PG&E Corp. (PCG - Get Report) said Monday it plans to begin voluntary bankruptcy proceedings under Chapter 11 in the face of billions of dollars in potential liability for recent California wildfires.
In a statement, the California utility company said it intends to file petitions to reorganize under Chapter 11 on or about Jan. 29.
"PG&E expects that the Chapter 11 process will, among other things, support the orderly, fair and expeditious resolution of its potential liabilities resulting from the 2017 and 2018 Northern California wildfires, and will assure the company has access to the capital and resources it needs to continue to provide safe service to customers, the company said.
Jim Cramer takes a look at PG&E, Citigroup's earnings and other headlines.
MNG Enterprises Inc., better known as Digital First Media, offered to buy Gannett Co. Inc. (GCI - Get Report) for $12 a share in cash, a bid that would value the USA Today publisher at around $1.4 billion.

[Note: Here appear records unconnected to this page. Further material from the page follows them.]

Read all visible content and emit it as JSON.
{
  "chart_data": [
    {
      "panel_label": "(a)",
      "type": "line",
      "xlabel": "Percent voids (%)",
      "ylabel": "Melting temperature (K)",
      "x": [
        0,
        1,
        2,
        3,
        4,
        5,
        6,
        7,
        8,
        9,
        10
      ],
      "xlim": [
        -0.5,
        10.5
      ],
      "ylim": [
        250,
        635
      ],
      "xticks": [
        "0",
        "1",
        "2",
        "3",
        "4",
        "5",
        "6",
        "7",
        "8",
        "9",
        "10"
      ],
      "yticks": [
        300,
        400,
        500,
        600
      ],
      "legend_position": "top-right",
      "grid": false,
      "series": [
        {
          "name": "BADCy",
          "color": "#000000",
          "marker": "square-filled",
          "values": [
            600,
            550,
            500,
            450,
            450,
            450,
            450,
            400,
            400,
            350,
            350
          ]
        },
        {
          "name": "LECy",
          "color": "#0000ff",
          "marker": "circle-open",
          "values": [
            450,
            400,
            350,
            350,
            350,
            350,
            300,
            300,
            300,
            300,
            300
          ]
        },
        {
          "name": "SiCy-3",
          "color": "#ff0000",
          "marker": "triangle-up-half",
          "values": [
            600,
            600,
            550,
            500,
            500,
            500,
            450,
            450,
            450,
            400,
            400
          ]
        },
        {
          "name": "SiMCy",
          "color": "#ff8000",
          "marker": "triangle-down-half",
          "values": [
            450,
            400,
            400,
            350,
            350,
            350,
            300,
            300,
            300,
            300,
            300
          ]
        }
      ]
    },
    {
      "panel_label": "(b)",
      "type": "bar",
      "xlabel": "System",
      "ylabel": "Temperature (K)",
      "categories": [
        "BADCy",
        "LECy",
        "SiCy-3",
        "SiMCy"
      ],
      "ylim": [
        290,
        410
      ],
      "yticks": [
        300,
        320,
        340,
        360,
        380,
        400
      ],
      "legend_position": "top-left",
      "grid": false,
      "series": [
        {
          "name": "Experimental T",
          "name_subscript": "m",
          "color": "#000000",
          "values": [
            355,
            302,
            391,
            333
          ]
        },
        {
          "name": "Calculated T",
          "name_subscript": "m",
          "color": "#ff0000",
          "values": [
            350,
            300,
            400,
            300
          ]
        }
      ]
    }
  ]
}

MNG, which publishes the Denver Post and the Boston Herald, said it owns a 7.5% stake in Gannett through its managed investment account, making it the company's biggest shareholder. The company argued in a letter to shareholders Monday that "a series of value-destroying decisions made by an unfocused leadership team," including an "ill-fated hostile for Tribune Publishing" have hit the company's bottom line.
"With Gannett's CEO departing by May and its key digital executive leaving later this month, there's now an even greater leadership void," the letter stated. "Frankly, the team leading Gannett has not demonstrated that it's capable of effectively running this enterprise as a public company."
Gannett shares rose 21.54% Monday to $11.85.